Rule intended to ease homeland buys

Interim rule modifies the FAR to speed homeland defense purchases

The Federal Acquisition Regulation

An interim rule published today in the Federal Register makes it easier for civilian and defense agencies to make purchases related to homeland defense, a measure that some analysts believe opens the door for abuse.

The rule, listed by the Defense Department, the General Services Administration and NASA, modifies the Federal Acquisition Regulation and raises the micropurchase threshold from $2,500 to $7,500.

It also doubles — from $100,000 to $200,000 — the amount agencies can spend under the simplified acquisition threshold, which allows them to use a streamlined acquisition process with less documentation.

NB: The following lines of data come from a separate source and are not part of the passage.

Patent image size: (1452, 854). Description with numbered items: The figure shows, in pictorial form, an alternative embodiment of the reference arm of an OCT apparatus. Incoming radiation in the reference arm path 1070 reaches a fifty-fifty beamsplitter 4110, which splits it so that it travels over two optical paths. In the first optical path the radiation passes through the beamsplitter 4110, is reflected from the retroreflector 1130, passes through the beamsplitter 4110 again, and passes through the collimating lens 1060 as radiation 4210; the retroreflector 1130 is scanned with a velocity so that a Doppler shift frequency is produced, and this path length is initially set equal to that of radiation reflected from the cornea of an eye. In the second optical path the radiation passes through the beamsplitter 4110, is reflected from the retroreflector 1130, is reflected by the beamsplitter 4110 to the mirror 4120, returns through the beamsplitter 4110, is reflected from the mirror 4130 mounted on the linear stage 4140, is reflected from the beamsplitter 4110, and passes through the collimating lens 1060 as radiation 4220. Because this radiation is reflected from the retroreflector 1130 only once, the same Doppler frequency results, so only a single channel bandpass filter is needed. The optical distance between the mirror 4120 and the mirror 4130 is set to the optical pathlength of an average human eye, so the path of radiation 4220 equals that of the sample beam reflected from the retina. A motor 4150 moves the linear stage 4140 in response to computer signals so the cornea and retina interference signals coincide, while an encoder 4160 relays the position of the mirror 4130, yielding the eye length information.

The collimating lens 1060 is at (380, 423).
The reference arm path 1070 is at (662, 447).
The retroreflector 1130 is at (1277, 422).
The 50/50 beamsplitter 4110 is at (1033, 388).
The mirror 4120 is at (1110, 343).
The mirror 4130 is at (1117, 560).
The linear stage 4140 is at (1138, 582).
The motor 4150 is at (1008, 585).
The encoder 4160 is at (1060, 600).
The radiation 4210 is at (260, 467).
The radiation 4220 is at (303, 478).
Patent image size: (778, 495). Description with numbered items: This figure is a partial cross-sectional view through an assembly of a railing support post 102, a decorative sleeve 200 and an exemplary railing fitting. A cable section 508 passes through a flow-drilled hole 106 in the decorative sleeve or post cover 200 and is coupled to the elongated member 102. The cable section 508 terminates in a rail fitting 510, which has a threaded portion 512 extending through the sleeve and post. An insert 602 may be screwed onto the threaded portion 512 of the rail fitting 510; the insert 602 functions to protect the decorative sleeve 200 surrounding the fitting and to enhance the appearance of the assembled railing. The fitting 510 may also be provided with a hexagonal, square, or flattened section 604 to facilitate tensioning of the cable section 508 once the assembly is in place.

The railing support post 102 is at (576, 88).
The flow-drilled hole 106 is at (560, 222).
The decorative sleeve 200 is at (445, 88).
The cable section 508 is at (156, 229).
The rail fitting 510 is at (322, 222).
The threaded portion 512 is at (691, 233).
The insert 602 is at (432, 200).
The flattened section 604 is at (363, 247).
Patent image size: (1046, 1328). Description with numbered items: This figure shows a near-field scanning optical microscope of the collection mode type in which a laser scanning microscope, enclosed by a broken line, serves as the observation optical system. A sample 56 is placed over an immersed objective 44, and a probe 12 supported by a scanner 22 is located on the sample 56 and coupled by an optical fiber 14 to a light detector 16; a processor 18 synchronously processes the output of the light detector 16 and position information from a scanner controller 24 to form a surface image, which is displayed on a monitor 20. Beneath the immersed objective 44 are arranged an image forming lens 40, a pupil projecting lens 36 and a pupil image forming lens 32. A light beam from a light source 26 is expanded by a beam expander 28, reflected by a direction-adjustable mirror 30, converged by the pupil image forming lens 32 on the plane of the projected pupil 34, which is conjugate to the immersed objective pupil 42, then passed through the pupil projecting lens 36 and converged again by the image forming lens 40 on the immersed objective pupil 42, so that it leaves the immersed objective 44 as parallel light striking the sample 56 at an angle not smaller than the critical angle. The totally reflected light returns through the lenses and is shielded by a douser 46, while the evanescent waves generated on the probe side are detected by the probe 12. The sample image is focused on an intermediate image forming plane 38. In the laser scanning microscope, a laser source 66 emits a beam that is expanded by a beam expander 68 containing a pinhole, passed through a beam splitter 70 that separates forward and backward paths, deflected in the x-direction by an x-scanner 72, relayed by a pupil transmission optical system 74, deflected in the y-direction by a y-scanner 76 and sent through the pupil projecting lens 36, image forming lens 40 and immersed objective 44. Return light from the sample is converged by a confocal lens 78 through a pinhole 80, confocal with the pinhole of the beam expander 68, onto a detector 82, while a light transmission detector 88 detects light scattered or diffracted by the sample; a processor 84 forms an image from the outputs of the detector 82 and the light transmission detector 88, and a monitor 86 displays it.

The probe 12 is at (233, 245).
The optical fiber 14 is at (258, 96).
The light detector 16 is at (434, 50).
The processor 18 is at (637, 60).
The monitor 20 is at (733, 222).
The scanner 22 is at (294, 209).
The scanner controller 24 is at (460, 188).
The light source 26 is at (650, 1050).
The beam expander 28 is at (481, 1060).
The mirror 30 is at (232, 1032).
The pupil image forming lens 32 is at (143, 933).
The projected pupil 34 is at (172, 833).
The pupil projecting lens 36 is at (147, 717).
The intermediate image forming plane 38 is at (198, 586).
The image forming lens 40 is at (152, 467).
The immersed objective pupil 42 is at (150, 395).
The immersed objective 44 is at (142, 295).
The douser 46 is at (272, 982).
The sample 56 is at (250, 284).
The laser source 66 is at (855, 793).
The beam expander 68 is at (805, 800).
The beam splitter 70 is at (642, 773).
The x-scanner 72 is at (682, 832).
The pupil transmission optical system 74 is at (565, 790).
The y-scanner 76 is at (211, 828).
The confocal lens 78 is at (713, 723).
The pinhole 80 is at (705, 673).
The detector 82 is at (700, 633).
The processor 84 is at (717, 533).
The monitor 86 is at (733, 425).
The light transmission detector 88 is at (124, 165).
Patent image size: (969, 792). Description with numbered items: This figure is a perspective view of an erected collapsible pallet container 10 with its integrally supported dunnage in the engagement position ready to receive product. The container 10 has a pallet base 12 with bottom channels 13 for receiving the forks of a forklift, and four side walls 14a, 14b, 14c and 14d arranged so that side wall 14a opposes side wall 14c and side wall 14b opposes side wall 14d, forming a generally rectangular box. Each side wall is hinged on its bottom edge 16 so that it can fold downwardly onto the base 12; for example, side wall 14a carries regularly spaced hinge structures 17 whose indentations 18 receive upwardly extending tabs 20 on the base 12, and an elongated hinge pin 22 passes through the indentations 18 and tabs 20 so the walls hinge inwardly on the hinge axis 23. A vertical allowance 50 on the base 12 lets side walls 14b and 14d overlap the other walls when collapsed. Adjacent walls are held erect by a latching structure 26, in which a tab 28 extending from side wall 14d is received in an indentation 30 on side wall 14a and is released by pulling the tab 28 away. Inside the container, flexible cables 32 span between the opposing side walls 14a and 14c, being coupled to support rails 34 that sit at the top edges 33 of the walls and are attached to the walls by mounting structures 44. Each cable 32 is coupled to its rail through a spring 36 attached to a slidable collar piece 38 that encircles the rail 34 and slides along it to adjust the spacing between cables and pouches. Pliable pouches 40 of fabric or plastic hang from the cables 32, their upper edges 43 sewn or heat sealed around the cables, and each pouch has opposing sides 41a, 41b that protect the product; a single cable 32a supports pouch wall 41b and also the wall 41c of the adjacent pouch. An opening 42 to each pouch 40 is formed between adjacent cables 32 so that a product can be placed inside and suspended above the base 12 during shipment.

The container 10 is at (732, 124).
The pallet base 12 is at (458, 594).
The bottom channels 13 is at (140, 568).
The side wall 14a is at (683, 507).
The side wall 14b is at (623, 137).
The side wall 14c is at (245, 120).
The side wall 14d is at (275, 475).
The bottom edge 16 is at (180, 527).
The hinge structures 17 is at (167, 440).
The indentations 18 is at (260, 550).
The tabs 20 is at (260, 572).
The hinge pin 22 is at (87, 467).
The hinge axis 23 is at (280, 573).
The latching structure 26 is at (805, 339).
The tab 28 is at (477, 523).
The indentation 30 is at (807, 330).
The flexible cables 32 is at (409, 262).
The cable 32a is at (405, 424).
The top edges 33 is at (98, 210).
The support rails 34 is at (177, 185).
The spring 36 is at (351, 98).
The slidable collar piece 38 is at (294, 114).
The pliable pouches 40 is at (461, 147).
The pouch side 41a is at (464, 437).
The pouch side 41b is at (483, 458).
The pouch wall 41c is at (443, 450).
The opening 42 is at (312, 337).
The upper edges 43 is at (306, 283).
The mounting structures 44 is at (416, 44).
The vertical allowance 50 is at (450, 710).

For purchases or work done outside the United States, the rule raises this threshold to $300,000.

The changes apply only when the purchase is used for "defense against or recovery from terrorism or nuclear, biological, chemical or radiological attack." The interim measure allows agencies to operate under the new rule during the public comment period, which is open until March 28.

The changes initially will be well received, predicted Hope Lane, director of GSA schedule services at Rockville, Md., consulting firm Aronson and Co.

"This is a lessening of the requirements, and contractors always love this. Contracting officers love this," she said. "But whenever you have a lessening of something, somebody takes it too far."

Contractors already are attaching the phrase "homeland security" to products and services that are peripherally related — at best — to security, she said. She expects that trend to grow now that the rules have changed.

"It's the same way superfluous things get tacked onto emergency spending bills," she said. "[GSA will] come back and narrow the definition."